Background. Little is known about the prevalence and prognostic significance of long QT interval (QTi) among patients with chest pain during the acute phase of suspected cardiovascular injury. Previous attempts to research similar questions resulted in conflicting conclusions. This is primarily because of the inappropriate expression of the QT/RR relation when calculating the QTi corrected for heart rate (HR).

Aims. The author aims to (1) determine the prevalence and time duration of long QTi , (2) investigate whether a long QTi is associated with mortality and other adverse cardiovascular events at 1 year follow-up, and (3) determine whether the QT/RR slope is different among different HR zones (bradycardia, normal, and tachycardia).

Methods. This is a secondary analysis of data obtained from the IMMEDIATE AIM trial. Data included 24-hour 12-lead Holter electrocardiographic recordings. The sample of the present analysis consisted of patients who presented to the emergency department with chest pain (N, 145). The QTi was measured automatically and rate corrected using seven QTc formulas including subject specific correction. The formula with the closer to zero absolute mean QTc/RR correlation was considered the most accurate. The QT/RR slope was compared among different HR zones applying steady (with minimal fluctuation) beat selection technique.

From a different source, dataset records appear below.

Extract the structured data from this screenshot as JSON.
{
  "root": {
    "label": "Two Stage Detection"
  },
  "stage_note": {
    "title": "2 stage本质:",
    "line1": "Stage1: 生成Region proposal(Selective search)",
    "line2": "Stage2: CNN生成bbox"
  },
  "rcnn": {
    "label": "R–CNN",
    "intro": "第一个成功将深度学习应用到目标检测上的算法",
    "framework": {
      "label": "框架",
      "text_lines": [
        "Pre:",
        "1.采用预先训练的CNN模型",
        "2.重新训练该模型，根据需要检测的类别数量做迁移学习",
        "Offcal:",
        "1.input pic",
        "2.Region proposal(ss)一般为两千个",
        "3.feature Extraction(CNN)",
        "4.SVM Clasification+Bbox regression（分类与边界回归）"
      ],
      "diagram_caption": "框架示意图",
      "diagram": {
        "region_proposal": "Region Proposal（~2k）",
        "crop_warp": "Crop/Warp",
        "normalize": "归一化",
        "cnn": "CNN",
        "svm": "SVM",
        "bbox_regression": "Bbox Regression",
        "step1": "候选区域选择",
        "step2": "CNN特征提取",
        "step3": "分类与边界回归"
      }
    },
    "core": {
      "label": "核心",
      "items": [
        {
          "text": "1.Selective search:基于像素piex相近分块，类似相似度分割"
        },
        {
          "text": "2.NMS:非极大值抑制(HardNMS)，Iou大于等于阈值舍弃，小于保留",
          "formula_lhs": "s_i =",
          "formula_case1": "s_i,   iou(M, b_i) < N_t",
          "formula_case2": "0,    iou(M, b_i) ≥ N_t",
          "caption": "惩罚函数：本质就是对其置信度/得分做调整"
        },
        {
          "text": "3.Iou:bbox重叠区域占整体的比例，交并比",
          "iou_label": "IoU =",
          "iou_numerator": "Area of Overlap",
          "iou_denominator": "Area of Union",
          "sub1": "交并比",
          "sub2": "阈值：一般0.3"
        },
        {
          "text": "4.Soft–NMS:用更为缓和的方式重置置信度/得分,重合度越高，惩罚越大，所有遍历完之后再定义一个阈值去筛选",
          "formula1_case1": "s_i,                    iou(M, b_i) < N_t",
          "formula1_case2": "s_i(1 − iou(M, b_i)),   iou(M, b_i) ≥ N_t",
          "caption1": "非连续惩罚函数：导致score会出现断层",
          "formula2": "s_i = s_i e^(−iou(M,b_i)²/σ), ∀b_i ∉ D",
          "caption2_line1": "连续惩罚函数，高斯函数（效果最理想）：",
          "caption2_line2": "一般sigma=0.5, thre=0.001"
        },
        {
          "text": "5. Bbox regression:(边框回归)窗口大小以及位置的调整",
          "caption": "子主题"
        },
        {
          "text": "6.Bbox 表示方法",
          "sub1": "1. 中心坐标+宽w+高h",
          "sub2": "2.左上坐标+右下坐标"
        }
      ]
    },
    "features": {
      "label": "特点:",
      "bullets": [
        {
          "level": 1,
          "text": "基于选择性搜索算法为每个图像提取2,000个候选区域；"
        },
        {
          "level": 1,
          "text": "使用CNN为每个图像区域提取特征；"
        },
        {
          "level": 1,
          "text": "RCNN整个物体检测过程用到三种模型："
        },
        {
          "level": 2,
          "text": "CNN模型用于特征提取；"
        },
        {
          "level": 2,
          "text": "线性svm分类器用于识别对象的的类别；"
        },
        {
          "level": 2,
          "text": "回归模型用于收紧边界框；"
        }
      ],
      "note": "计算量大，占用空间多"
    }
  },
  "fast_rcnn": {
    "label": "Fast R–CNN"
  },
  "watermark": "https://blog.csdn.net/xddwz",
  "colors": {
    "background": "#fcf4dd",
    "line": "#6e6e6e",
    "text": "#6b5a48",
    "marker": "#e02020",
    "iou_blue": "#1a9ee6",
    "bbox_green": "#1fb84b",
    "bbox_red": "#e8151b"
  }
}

Results. Subject specific QT rate correction outperformed other QTc formulas and resulted in the closest to zero absolute mean QTc/RR correlation. Using linear subject specific correction, the prevalence of long QTc interval was 14.5%. The QTc interval did not predict mortality or hospital admission at short and long term follow-up. The QT/RR slope was significantly less under the bradycardia zone (0.074 ± 0.07) compared to the normal (0.114 ± 0.1, p < 0.01) or the tachycardia zones (0.147 ± 0.1, p < 0.001). There was no difference between the normal and the tachycardia zone.

Conclusion. Adequate QT rate correction can only be performed using subject specific correction. Long QTi is not uncommon among patients presenting to the emergency department with chest pain. The QT/RR slope is different among different HR zones. These differences can be used in resetting the limits defining different HR zones boundaries.